Assassinat de Samuel Paty: deux ex-collégiens à la barre
Déjà jugés et condamnés par le tribunal pour enfants pour leur implication dans l'assassinat de Samuel Paty, deux ex-collégiens ont témoigné lundi devant la cour d'assises spéciale de Paris qui juge huit adultes impliqués, à des degrés divers, dans la mort du professeur en octobre 2020.
"Moi, j'étais juste concentré sur l'argent", raconte Karim (le prénom a été modifié, ndlr), l'ex-collégien qui a désigné le professeur Samuel Paty à son assassin, le jeune Russe d'origine tchétchène et islamiste radical Abdoullakh Anzorov.
Cheveux longs bouclés, habillé d'un sweatshirt à capuche noir, mal à l'aise - l'audience a commencé avec retard car le jeune homme s'était trompé de tribunal -, Karim continue de porter sa "connerie" comme un fardeau impossible à déposer.
"On ne pourra jamais faire machine arrière", dit-il, l'air désemparé, avant de craquer à la barre, en pleurs, les mains sur le visage.
En décembre dernier, à l'issue d'un procès à huis clos, il avait écopé de deux ans de prison dont six mois ferme aménagés sous forme de bracelet électronique.
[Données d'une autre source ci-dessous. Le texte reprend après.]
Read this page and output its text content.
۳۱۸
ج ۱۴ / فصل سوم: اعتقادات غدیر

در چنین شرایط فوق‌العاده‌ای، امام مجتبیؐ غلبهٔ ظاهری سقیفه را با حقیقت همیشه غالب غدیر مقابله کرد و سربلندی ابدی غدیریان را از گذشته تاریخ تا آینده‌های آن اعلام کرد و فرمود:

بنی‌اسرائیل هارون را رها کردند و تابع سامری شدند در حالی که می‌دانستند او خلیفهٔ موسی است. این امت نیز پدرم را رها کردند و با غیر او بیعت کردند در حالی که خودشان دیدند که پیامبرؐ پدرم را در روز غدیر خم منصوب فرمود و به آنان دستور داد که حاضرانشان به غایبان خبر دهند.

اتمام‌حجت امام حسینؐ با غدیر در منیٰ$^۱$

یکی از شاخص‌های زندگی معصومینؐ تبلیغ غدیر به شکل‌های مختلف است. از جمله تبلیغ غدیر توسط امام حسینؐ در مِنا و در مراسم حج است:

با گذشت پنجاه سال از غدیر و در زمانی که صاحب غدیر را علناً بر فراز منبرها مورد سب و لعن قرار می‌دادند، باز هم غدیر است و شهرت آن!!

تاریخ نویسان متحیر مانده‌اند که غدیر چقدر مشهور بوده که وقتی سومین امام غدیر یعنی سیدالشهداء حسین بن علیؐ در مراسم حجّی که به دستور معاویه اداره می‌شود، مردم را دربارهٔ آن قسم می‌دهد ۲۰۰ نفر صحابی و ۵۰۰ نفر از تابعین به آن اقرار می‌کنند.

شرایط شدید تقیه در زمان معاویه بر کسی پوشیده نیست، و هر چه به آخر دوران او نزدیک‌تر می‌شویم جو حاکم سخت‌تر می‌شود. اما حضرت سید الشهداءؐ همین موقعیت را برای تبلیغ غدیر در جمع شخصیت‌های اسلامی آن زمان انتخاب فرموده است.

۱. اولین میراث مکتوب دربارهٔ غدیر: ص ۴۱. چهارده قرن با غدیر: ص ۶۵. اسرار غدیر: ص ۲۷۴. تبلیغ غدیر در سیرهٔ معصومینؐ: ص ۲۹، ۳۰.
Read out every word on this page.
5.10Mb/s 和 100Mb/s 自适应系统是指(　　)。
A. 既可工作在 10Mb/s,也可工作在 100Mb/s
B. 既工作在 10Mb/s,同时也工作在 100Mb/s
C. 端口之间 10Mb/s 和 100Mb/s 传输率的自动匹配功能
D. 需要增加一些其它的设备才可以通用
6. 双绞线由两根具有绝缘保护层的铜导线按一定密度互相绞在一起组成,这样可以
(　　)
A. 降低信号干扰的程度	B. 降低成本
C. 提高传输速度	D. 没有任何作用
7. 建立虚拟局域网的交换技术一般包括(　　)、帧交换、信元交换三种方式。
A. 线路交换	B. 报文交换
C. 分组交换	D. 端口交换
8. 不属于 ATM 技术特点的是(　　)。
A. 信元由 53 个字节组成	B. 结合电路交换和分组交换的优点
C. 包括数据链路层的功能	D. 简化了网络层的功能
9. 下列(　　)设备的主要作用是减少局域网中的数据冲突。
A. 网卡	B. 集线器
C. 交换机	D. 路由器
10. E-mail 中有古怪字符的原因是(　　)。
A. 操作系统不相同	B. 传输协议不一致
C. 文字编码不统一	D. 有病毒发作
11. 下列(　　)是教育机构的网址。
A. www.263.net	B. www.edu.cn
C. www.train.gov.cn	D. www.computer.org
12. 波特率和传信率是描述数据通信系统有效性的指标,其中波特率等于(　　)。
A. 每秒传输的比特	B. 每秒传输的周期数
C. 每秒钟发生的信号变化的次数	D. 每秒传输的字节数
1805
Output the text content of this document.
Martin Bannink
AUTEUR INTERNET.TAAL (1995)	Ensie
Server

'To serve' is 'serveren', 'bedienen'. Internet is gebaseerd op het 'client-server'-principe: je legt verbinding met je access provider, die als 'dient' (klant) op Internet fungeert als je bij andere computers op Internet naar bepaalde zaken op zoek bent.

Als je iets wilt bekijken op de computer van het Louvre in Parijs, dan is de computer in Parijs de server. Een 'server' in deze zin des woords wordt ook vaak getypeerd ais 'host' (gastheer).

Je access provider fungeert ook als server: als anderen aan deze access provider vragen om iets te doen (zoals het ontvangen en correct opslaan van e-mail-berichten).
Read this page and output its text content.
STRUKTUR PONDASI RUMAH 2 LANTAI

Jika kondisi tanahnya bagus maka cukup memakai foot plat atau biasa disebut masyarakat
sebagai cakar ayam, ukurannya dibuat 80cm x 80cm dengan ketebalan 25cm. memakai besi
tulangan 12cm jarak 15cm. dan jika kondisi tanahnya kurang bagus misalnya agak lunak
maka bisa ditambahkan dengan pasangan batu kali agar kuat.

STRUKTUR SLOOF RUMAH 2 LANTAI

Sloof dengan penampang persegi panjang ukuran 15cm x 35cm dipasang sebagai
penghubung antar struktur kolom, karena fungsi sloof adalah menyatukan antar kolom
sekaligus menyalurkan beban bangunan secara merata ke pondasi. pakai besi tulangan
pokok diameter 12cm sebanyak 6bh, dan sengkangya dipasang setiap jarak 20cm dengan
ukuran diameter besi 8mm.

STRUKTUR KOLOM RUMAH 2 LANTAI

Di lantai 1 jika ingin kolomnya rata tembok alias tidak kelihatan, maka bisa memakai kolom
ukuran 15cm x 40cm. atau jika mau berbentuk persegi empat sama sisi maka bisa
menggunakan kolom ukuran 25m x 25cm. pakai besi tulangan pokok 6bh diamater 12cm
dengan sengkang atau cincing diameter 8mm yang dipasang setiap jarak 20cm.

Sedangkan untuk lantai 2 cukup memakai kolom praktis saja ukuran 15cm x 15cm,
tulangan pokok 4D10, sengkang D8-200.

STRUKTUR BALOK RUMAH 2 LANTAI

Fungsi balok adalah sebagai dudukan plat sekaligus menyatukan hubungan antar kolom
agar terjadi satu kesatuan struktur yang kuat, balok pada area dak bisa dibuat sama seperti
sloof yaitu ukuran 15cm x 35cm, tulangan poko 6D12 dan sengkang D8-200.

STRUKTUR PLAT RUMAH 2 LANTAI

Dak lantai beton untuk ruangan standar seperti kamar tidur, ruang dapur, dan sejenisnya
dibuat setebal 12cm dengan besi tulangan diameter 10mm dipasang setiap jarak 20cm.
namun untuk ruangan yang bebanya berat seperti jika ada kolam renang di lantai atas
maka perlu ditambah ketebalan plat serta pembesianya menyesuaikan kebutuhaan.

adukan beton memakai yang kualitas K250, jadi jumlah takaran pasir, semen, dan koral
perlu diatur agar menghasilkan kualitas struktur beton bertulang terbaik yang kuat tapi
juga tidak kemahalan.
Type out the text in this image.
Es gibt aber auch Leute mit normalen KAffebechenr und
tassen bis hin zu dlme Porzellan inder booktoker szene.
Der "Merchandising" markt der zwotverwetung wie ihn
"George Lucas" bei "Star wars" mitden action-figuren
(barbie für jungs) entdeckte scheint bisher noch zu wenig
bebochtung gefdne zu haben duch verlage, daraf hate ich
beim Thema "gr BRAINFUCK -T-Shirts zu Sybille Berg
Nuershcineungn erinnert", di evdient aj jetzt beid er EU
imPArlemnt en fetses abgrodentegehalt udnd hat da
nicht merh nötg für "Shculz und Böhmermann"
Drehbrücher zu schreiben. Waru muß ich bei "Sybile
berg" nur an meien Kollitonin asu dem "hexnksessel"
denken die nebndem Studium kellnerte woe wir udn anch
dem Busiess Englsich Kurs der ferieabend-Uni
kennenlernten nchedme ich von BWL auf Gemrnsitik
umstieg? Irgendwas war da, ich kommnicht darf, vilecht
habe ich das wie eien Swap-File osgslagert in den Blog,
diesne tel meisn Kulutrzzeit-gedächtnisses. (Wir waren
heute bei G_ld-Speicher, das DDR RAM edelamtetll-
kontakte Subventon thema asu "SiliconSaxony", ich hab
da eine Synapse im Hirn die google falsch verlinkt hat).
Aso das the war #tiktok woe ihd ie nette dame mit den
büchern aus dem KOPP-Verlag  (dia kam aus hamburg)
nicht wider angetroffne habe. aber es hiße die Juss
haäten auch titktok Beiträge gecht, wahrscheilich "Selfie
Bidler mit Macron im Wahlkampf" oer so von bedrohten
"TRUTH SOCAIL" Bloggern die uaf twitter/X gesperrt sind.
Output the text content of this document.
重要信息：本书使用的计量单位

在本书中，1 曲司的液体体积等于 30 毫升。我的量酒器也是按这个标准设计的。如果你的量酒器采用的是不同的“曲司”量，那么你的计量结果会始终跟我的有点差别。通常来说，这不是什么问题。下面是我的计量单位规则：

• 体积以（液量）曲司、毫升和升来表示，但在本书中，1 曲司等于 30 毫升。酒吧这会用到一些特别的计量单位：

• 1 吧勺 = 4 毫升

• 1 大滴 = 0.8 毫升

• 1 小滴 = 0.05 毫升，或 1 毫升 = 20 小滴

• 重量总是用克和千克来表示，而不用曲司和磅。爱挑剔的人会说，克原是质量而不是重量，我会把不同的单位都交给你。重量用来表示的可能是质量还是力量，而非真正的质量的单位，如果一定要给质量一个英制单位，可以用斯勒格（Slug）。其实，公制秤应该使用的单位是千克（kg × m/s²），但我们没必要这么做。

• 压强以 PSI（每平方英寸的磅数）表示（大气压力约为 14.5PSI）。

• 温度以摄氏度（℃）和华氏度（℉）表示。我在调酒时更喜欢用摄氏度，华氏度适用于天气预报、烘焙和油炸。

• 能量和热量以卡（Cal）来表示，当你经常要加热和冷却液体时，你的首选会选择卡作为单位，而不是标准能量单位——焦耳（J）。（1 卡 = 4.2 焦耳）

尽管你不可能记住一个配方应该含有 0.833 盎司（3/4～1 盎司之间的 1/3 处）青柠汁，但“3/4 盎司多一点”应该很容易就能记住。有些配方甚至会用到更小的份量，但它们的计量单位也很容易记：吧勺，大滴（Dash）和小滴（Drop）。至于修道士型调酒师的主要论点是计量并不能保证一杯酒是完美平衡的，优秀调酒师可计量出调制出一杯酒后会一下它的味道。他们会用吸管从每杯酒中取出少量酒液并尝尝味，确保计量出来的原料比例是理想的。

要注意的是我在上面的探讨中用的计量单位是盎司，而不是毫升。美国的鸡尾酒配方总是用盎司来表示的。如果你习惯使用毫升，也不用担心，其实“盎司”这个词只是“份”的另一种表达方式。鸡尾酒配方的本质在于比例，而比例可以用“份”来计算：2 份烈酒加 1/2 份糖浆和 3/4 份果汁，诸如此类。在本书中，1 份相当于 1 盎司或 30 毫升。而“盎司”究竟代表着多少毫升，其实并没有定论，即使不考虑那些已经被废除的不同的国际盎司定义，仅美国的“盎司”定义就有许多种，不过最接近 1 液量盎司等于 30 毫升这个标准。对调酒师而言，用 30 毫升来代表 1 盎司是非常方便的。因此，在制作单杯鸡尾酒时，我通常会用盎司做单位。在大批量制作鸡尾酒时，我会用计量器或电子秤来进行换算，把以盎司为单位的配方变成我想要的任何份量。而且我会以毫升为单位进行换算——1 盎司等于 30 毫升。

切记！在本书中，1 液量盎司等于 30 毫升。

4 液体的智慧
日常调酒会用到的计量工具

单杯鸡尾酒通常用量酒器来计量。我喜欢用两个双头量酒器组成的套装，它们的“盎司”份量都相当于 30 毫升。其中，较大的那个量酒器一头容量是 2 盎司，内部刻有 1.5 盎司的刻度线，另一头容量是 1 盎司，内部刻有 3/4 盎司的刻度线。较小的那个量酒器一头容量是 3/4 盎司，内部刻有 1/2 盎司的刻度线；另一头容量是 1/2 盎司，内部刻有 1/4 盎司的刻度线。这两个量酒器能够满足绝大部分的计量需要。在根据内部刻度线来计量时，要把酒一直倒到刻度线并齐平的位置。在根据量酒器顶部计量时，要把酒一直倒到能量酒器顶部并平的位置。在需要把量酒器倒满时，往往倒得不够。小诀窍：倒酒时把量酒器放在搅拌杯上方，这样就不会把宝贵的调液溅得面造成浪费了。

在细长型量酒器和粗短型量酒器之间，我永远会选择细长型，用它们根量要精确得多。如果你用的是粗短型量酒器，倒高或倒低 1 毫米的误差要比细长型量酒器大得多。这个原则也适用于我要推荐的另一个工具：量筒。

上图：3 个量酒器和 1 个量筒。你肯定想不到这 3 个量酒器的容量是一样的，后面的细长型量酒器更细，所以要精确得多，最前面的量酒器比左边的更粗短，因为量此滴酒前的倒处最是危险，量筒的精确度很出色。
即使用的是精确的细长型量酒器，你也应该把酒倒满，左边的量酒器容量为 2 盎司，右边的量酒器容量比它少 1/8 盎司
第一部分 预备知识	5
Des cinq autres collégiens jugés à ses côtés, c'est lui qui avait été condamné à la plus lourde peine.
Il revient sur la journée du 16 octobre 2020. "Je sortais de l'école. Le monsieur (Abdoullakh Anzorov, ndlr) est venu me voir et m'a proposé de me donner de l'argent si je lui montrais le professeur... J'ai accepté", dit Karim, qui avait 14 ans à l'époque. Il ferme les yeux en racontant la scène.
"Je suis allé voir des camarades, des collègues à moi (...) On a été voir le monsieur. On lui a dit que le professeur était là et ensuite... Il s'est passé ce drame".
Est-ce qu'Anzorov lui a fait part de ses intentions criminelles? "Le monsieur m'a expliqué qu'il voulait filmer le professeur et lui demander de présenter des excuses" pour avoir montré des caricatures du prophète, se souvient Karim.
- "+On est morts+" -
A l'écoute du jeune témoin, il semble qu'Anzorov avait encore des doutes avant de passer à l'acte. "Il m'a demandé plusieurs fois si c'était vrai, l'histoire des caricatures". Selon le récit du jeune homme, Anzorov avait vu la vidéo dénonçant le professeur et postée sur les réseaux sociaux par Brahim Chnina et Abdelhakim Sefrioui, deux des huit accusés.
Le Tchétchène demande au collégien d'appeler N., la fille de Brahim Chnina, la collégienne à l'origine des rumeurs mensongères sur Samuel Paty.
Karim s'exécute et appelle N. qui, au téléphone, réitère son mensonge auprès d'Anzorov.
N., qui n'avait pas assisté au cours de Samuel Paty, doit être entendue comme témoin le 26 novembre. Lors du procès des mineurs, elle avait été condamnée à 18 mois de prison avec sursis probatoire pour dénonciation calomnieuse.
"Jamais, jamais, jamais, je pensais que ça allait se passer comme ça. Si j'avais vu un couteau, j'aurais été voir le surveillant", assure Karim, accablé.
L'arrivée de la police après la tragédie lui fera instantanément, mais trop tard, prendre conscience du drame. "C'est à ce moment là qu'on a ouvert les yeux. On s'est dit +on est morts+. On a fait une connerie", dit-il.
La cour demande à Karim si lui-même a été choqué par les caricatures. "Les caricatures? Je vais pas vous mentir, pour moi, c'est juste un dessin. Moi, le seul truc, c'était l'argent", répond-il.
Ces 350 euros, "en billets de 10" remis par le tueur, représentaient une somme colossale pour l'adolescent, enfant d'une famille pauvre.
Un autre ex-collégien, Sami (prénom modifié, ndlr) vient à son tour témoigner à la barre. Au procès des mineurs, il avait été condamné à 20 mois d'emprisonnement avec sursis probatoire de trois ans, pour avoir lui aussi désigné Samuel Paty au tueur.
Pourquoi, l'interroge la cour. "Je réalisais pas trop ce que j'étais en train de faire", se contente-t-il de répondre.
Le procès est prévu jusqu'au 20 décembre.